As palavras, em seus sons, estão aqui em processo, se transformando, como esse texto, incompleto, que um dia terminarei. O papel virtual de minhas realidades, sendo escrito enquanto logo, meus dados, na máquina, na rede de rendas digitais. Nas ladainhas, aboios e encantamentos, sentimentos ou/e em outros infindos indícios analógicos, que sim, ainda existem! E resistem, a qualquer falsa ou equivocada idéia de modernidade ou tecnologia. Tome cuidado com os meus acentos.
Eles podem brincar de mudar seus sentidos.
Estamos subentendidos?

sábado, 14 de abril de 2007

- Hoje acordou com vontade de virar nuvem e sair chovendo por ai?...

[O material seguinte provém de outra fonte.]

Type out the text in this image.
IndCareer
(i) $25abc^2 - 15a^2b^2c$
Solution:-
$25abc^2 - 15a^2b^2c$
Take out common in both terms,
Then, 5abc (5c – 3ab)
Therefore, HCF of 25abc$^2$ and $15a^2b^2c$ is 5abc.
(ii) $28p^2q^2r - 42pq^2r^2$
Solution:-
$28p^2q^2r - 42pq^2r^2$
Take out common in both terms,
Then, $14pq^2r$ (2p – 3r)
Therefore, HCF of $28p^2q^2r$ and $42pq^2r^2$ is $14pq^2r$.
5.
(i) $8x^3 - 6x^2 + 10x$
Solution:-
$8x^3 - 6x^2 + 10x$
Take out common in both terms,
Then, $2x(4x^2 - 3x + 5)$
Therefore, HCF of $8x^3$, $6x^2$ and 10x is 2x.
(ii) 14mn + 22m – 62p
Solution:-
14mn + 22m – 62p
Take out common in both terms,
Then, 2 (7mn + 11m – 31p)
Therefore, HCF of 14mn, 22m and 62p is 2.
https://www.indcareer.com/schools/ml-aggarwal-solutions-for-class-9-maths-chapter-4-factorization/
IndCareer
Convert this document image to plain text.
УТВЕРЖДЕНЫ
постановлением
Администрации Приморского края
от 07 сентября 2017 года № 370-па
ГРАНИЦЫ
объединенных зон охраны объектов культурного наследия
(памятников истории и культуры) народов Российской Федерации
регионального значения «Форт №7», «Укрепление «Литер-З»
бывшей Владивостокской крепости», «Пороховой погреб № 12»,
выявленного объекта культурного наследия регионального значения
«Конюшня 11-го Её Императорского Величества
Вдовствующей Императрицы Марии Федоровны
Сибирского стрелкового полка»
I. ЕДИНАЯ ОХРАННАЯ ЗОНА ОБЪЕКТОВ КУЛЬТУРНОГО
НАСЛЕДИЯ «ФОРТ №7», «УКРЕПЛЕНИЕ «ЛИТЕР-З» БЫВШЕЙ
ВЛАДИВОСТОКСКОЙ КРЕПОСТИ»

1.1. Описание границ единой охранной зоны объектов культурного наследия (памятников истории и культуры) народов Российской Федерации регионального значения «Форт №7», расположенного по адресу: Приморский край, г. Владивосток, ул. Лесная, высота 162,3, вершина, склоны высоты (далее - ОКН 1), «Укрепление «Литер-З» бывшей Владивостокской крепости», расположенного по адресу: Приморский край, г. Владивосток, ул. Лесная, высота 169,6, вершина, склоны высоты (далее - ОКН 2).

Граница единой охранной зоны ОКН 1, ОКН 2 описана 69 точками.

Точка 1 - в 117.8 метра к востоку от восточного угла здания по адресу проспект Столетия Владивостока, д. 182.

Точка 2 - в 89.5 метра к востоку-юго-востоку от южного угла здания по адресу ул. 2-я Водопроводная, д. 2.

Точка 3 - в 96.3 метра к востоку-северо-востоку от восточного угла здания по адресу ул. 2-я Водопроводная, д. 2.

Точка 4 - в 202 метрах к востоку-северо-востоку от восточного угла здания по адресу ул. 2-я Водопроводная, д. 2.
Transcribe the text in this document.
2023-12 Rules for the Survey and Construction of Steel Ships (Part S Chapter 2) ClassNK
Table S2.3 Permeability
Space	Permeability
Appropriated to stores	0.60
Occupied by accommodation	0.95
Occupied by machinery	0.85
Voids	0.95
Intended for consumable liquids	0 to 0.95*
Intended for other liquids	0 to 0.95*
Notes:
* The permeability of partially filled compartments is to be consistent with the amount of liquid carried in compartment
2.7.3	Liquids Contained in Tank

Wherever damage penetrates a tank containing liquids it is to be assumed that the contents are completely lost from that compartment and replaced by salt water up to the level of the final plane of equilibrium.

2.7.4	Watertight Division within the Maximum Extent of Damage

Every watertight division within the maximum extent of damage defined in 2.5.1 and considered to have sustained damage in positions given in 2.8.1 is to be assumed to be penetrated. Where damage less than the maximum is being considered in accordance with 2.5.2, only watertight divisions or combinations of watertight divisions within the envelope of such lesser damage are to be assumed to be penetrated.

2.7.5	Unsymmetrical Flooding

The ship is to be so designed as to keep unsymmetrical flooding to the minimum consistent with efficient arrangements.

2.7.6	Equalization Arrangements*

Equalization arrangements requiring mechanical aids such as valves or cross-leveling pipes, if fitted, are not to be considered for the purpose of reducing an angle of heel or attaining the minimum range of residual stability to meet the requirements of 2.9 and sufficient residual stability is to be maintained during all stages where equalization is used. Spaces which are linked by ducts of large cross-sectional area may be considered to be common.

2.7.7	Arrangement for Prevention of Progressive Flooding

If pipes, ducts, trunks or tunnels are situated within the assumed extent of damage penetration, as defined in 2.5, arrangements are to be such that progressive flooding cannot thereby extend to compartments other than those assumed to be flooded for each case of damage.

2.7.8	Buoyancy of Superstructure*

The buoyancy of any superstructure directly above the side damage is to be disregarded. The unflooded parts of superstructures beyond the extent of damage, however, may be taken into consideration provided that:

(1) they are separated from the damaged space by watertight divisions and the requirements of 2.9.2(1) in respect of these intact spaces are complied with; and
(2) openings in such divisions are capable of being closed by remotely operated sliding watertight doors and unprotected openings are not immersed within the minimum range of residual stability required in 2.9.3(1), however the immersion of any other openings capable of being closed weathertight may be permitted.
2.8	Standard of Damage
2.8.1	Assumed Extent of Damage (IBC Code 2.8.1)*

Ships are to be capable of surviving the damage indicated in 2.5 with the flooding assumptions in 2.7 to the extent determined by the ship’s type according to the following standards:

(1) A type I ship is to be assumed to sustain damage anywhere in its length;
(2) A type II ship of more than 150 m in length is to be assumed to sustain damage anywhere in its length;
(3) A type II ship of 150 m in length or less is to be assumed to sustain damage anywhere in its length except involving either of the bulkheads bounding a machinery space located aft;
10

Espero que vire neblina, chuva e tempestade
Seja flor, fruto e até arvore
Que orvalhe!
Seja chão, seja céu, infinita e se propague
Seja bela e até mesmo não
Contanto que sempre seja poesia
Escuro da noite, luz do dia
Raio, relâmpago e trovão
Sono, sonho e até mesmo pesadelo
Tenha coragem e tenha medo
Mas que tudo seja de coração
Sentimento virará melodia
Razão se fará harmonia
E a dor te ensinará então.
O tempo mostrará que não minto
Ao se deixar levar pelo instinto
A vida te trará outro ciclo
E tudo isso ja será uma canção.

quarta-feira, 11 de abril de 2007

Colorindo o céu

Hoje eu encontrei rabiscos
Em nossos sonhos em branco
De tudo que desenhamos dançando
Em ethereas valsas coloridas

Caleidoscópio, rodopios e desejos
Antes dos incandescentes beijos
Causados por suas adoráveis chatices

Tantos dias encantados na eternidade
De uma história que sempre viveremos
Nos amando e brigando
Brincando e sorrindo!

domingo, 25 de março de 2007

O Tempo e o Vento

Se não fosse o céu chuvoso
A falta de intenção do destino
E as lembranças indo por água abaixo

As nuvens nunca desenhariam
Nossa infância e eternidade deitados
Os carinhos e inocência o jardim

O velho chapéu na cabeça
O Cabelo e barba démodé.
Do sorriso, nunca se esqueça!
.Ele sempre foi pra você.

As besteiras de menino, o carinho
Meus olhos, teus olhos sorrindo
Os momentos eternizados, cantando
Tudo agora faz sentido, sentindo!

Quero te escrever como nos velhos tempos
Ouvindo tua voz, a natureza dos ventos

fotografia

Mas é verdade!
Não desconsidere que sua beleza me cativou
Agora me resta essa intensa curiosidade
Quero apenas confirmar minhas certezas...

Teu jeito falando muito
Os olhos mesmo à distância
A dança congelada pelos sonhos
Teu vestido de cores refletidas
Os lábios eternizados
Com uma timidez que me desmorona

Mesmo em fotografias
Eu vejo teu movimento
Ouço teu sentimento
E por luz tu és poesia

Conto de fábulas

Ela teme que eu lhe dê um sonho
Que eu lhe construa um castelo

Eu sou um príncipe dragão
Por dentro tenho fogo e desejo
Na boca, cantigas de benfazejo
A fundir amor e paixão.
Posso te despertar desse sono
Mas acordarás num conto de fadas
E eu serei teu protetor cavaleiro
Nosso reino nascerá de um beijo
E minha espada te protegerá
Pela lonjura dos dias

Ela teme que eu lhe dê um castelo
Que eu lhe construa um sonho

sexta-feira, 23 de março de 2007

Lágrimas

Eu contei estrelas e em minhas mãos nasceram flores
Ao sentir, segui um atalho e não me perdi
Desafiei o impossível e aqui estou eu cantando
A cabeça cheia de sonhos e o coração pulsando

Me serviu sim, o medo! Pra conhecer a coragem.
Hoje ponteio a distancia entre o sim e o não
Os segredos das horas sem caminho
E os jardins que cultivo no coração

Se há sangue em minhas mãos, são os espinhos
Das rosas que sempre irei te dar
Se estas são lágrimas derramadas por necessidade
Então minha menina, estamos aprendendo a amar!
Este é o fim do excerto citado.